Un medio recogía este pasado fin de semana una cita muy pertinente del escritor argelino Boualem Sansal, un heroico novelista francófono defensor de la democracia que ha de vivir por ello censurado e incomprendido en su propio país, del que se niega a exiliarse: detrás de un imán que defiende el salafismo no hay una representación de una cultura o religión: hay un delincuente, un ideólogo de la opresión y un fascista. Bernard-Henry Lévy ha utilizado el término 'fascislamista'

Efectivamente, los atentados como el del 13 de noviembre en París, que tanto recuerda el del 11 de marzo de 2014 en Madrid, no tienen justificación ideológica posible -"es una blasfemos justificar la violencia en el nombre de Dios" ha dicho también el papa Francisco- y han de ser ante todo concebidos como un acto de guerra. No tendría sentido que nos detuviéramos a examinar la génesis del mal, o a inquietarnos con la búsqueda de móviles que hayamos podido proporcionar por acción o por omisión.

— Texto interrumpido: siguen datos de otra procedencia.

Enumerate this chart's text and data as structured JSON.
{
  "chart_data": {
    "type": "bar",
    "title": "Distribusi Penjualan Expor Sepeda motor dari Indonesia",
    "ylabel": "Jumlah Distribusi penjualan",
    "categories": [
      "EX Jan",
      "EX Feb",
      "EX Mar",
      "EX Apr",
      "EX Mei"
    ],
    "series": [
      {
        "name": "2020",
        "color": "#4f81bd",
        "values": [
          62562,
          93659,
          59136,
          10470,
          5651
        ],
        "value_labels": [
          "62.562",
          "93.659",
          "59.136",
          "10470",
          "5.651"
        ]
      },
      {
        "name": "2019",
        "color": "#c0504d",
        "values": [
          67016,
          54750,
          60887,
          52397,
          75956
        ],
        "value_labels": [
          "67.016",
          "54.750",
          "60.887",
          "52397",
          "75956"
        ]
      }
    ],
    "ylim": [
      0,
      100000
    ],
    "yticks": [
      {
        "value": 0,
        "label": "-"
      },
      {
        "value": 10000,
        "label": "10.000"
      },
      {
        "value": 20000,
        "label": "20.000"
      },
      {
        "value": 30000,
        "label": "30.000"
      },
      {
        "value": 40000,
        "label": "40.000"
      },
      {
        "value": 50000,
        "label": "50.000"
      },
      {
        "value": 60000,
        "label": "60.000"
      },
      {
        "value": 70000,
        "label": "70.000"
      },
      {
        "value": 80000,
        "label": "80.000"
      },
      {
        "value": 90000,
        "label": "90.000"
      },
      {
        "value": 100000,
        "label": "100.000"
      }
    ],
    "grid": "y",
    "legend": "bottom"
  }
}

El asesinato al azar de inocentes para provocar una gran conmoción y debilitar moralmente al enemigo no admite interpretaciones ni matices: debe responderse con el derecho inalienable a la legítima defensa, que impulsa a exterminar al agresor. Así lo ha hecho certeramente François Hollande, quien, simbólicamente, tomó tras la matanza la decisión de bombardear Al Raqa, la capital del Estado Islámico, en señal de que había entendido el brutal mensaje de los asesinos, antes de preparar una represalia policial y militar en toda regla.

Tampoco tienen demasiado interés político las razones de los salafistas del ISIS para mostrar tanto ensañamiento con Francia (en enero, ya se produjo en París el atentado contra Charlie Hebdo). El juez Marc Reédivic, destinado en la sección antiterrorista de París durante largos años, lo ha explicado con suficiente claridad: "Francia se ha convertido en el aliado número uno de Estados Unidos en la guerra contra el Estado Islámico porque hemos realizado bombardeos en Iraq y porque ahora intervenimos en Siria. A sus ojos seguimos siendo una nación colonial que apoya abiertamente a Israel, que vende armas a los 'no creyentes y corruptos' del Golfo, y que oprime a su comunidad musulmana". En realidad, Francia está pagando su decisión de intervenir en los conflictos en que se siente involucrada por su historia, por su tradición de beligerancia democrática y por su sentido de potencia mundial, en decadencia pero con su dignidad intacta. Ante la agresión, Hollande ha manifestado con plausible arrogancia que "Francia incrementará sus acciones en Siria", país a cuyas costas acaba de llegar el portaaviones "Charles de Gaulle". Y pedía una 'gran coalición' contra el ISIS.

Lo difícil de entender ante este atentado es que los países europeos no hayan planteado una respuesta conjunta a la agresión más allá del apoyo moral y de las buenas palabras. Lo que mantiene el conflicto sirio básicamente en manos de Estados Unidos y Rusia. Cuando es claro que Europa no podrá dormir tranquila mientras el Estado Islámico siga fanatizando a jóvenes musulmanes, dispuestos a todo para destruir nuestro modelo de civilización.

Porque esta es la otra cuestión trascendental del horrendo atentado: el caldo de cultivo social del que han salido los terroristas adoctrinados por los fanáticos salafistas son hijos de inmigrantes nacidos en Francia o en Bélgica, educados en la escuela francesa, aculturados en las 'banlieues' suburbiales donde padecen las consecuencias de un modelo de desarrollo desigual. Y en eso sí que tenemos alguna culpa: somos inocentes de aquello por lo cual nos matan pero no hemos sabido integrar a quienes venían junto a nosotros con la esperanza de ser de los nuestros.